Let’s take a closer look at what goes into an identifier. In general, an identifier will look like the following:
<crate name>/<disambiguator>::<function path>
<crate name>
is the name of the crate in which the function is defined. All
of the examples we’ve seen up to this point have been defined in standalone
files, and as a result, the crate name has been the same as the file name, but
without the .rs
extension and with all hyphens replaced with underscores
(e.g., first-example.rs
is given the crate name first_example
). In
cargo
-based projects, the crate name will likely differ from the file name.
<disambiguator>
is a hash of the crate and its dependencies. In extreme
cases, it is possible for two different crates to have identical crate names,
in which case the disambiguator must be used to distinguish between the two
crates. In the common case, however, most crate names will correspond to
exactly one disambiguator. (More on this in a bit.)
<function path>
is the path to the function within the crate. Sometimes, this
is as simple as the function name itself. In other cases, a function path may
involve multiple segments, depending on the module hierarchy for the program
being verified. For instance, a read
function located in
core/src/ptr/mod.rs
will have the identifier:
core/<disambiguator>::ptr::read
Where core
is the crate name and ptr::read
is the function path, which
has two segments ptr
and read
. There are also some special forms of
segments that appear for functions defined in certain language constructs.

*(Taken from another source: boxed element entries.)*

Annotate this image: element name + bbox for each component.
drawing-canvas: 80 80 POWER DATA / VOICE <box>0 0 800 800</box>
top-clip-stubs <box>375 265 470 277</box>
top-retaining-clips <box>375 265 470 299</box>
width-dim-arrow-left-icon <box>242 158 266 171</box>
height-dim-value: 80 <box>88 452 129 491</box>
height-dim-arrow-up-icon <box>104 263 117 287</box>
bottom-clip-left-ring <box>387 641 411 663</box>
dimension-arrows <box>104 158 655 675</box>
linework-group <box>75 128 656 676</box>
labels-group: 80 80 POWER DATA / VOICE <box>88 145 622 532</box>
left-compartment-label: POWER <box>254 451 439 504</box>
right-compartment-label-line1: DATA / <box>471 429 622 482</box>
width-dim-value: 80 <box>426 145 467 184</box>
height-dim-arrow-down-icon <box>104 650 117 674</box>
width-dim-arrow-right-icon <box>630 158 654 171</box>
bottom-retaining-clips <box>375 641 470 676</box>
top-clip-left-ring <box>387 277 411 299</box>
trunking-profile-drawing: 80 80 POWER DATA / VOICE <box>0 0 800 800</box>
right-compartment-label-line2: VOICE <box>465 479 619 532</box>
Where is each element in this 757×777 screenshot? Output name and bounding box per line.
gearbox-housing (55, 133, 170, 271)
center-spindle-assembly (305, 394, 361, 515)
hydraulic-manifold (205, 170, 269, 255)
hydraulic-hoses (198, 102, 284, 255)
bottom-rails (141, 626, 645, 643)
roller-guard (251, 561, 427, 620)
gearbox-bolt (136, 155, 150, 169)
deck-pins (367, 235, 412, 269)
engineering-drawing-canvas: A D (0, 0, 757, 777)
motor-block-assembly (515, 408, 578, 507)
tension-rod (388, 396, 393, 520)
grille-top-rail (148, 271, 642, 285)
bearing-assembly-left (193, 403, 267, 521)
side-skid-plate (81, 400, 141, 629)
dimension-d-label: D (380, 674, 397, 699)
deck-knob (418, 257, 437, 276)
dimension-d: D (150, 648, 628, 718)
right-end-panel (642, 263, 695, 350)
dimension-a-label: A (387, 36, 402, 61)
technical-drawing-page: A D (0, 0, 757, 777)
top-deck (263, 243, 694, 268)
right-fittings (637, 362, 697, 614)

For instance, if a function is defined in an impl
block, then it will have
{impl}
as one of its segments, e.g.,
core/<disambiguator>::ptr::const_ptr::{impl}::offset
The most cumbersome part of writing an identifier is the disambiguator, as it is extremely sensitive to changes in the code (not to mention hard to remember and type). Luckily, the vast majority of crate names correspond to exactly one disambiguator, and we can exploit this fact to abbreviate identifiers that live in such crates. For instance, we can abbreviate this identifier:
core/<disambiguator>::ptr::read
To simply:
core::ptr::read
We will adopt the latter, shorter notation throughout the rest of the tutorial. SAW also understands this shorthand, so we will also use this notation when passing identifiers to SAW commands.